Kamis (19/10) pukul 7 pagi saya beserta keluarga pulang kampung dengan membawa 2 kendaraan. Kendaraan pertama membawa saya beserta istri dan tiga anak saya. Kendaraan kedua membawa ibu beserta adik-adik saya: Temi, Fitri, Amin, dan Fathi. Kami menuju ke Bumiayu, Kabupaten Brebes, Jawa Tengah.
Tahun ini saya giliran berlebaran di Pati, yang letaknya hampir di ujung timur Jawa Tengah, di tempat ibunda istri saya. Agar sopir tidak terlalu capai menempuh perjalanan Jakarta-Pati, saya siasati mampir dulu ke Bumiayu, baru besoknya perjalanan dilanjutkan ke Pati.
Sampai di Bumiayu siang pukul 13.00. Kami lalu beristirahat sambil menunggu berbuka. Kami semua tetap berpuasa, kecuali anak-anakku. Saya memberi kelonggaran kepada anak-anak untuk tidak berpuasa pada hari ini.
***
Jum'at (20/10) pagi saya membagikan sedekah kepada warga sekitar yang memiliki kesulitan ekonomi alias hidup susah. Saya sediakan Rp 1 juta untuk dibagikan kepada 50 orang: setiap orang mendapat Rp 20.000. Adik saya membuat daftar 50 orang yang berhak menerima sedekah.

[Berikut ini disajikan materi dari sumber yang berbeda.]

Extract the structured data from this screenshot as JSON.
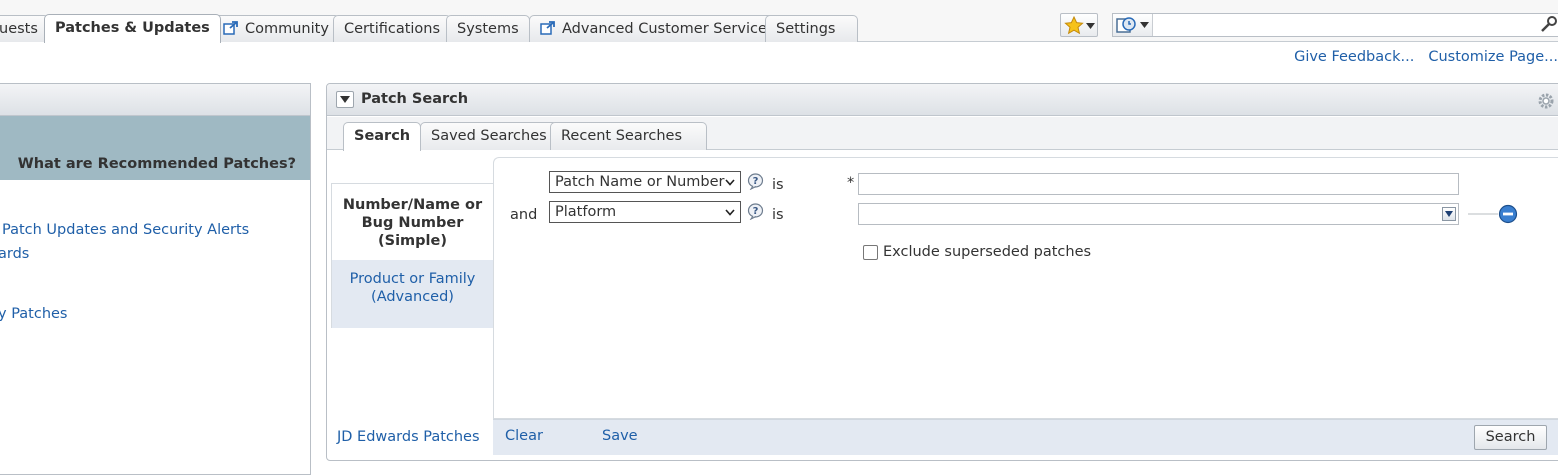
{
  "top_tabs": [
    {
      "label": "uests",
      "external": false,
      "active": false
    },
    {
      "label": "Patches & Updates",
      "external": false,
      "active": true
    },
    {
      "label": "Community",
      "external": true,
      "active": false
    },
    {
      "label": "Certifications",
      "external": false,
      "active": false
    },
    {
      "label": "Systems",
      "external": false,
      "active": false
    },
    {
      "label": "Advanced Customer Services",
      "external": true,
      "active": false
    },
    {
      "label": "Settings",
      "external": false,
      "active": false
    }
  ],
  "util_links": {
    "feedback": "Give Feedback...",
    "customize": "Customize Page..."
  },
  "left_panel": {
    "heading": "What are Recommended Patches?",
    "links": [
      "Patch Updates and Security Alerts",
      "ards",
      "y Patches"
    ]
  },
  "patch_search": {
    "title": "Patch Search",
    "tabs": [
      "Search",
      "Saved Searches",
      "Recent Searches"
    ],
    "mode_simple": {
      "line1": "Number/Name or",
      "line2": "Bug Number",
      "line3": "(Simple)"
    },
    "mode_advanced": {
      "line1": "Product or Family",
      "line2": "(Advanced)"
    },
    "jde_link": "JD Edwards Patches",
    "row1": {
      "field": "Patch Name or Number",
      "operator": "is",
      "required_mark": "*",
      "value": ""
    },
    "row2": {
      "conjunction": "and",
      "field": "Platform",
      "operator": "is",
      "value": ""
    },
    "exclude_label": "Exclude superseded patches",
    "exclude_checked": false,
    "footer": {
      "clear": "Clear",
      "save": "Save",
      "search": "Search"
    }
  },
  "colors": {
    "link": "#1f5fa8",
    "band": "#9fb9c3",
    "mode_selected_bg": "#e3e9f2"
  }
}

Sampai siang hari, yang datang ternyata lebih dari 50 orang, bahkan hampir lebih dari 70 orang. Ada yang lupa didaftar, ada juga di antara mereka yang langsung berdatangan ke rumah ibuku begitu mendengar ada pembagian sedekah di sana. Agar tidak ada yang kecewa, alokasi anggaran ditambah sesuai jumlah orang yang datang ke rumah ibuku.
Jum'at siang pukul 13.30 saya meluncur ke Pati. Menjelang berbuka, kendaraan kami baru sampai kota Kendal. Saya memutuskan berbuka di Restoran Ayam Goreng Suharti, yang letaknya persis sebelum pintu masuk tol Semarang dalam kota. Selesai berbuka kami melanjutkan perjalanan, tiba di Pati pukul 10 malam.
***
Sabtu (21/10) pagi, ibu mertua mengajak menengok saudara-saudara almarhum ayah mertua di Batangan, yang letaknya sekitar 30 KM dari Pati menuju arah Rembang. Udara di Batangan sangat panas karena daerahnya dekat pantai utara Jawa. Daerahnya nampak minus. Kebanyakan rumah di sana terbuat dari kayu dan berlantai tanah. Meski begitu, anak-anakku, terutama Raisa, sangat menikmati. Ia sangat menikmati bermain-main dengan sapi dan kambing yang di pelihara di samping rumah. Ia ikut ramai-ramai memberi makan kepada hewan-hewan itu bersama keponakanku lainnya.
Menjelang pulang, istriku meminta ijin untuk membagi-bagikan sejumlah uang buat adik-adik dan keponakan almarhum ayahnya. Saya tentu setuju saja. Apapun yang bisa dilakukan untuk membahagiakan orang dalam menghadapi lebaran, pasti saya setuju. Lalu istriku menyiapkan 14 amplop berisi masing-masing uang Rp 100.000.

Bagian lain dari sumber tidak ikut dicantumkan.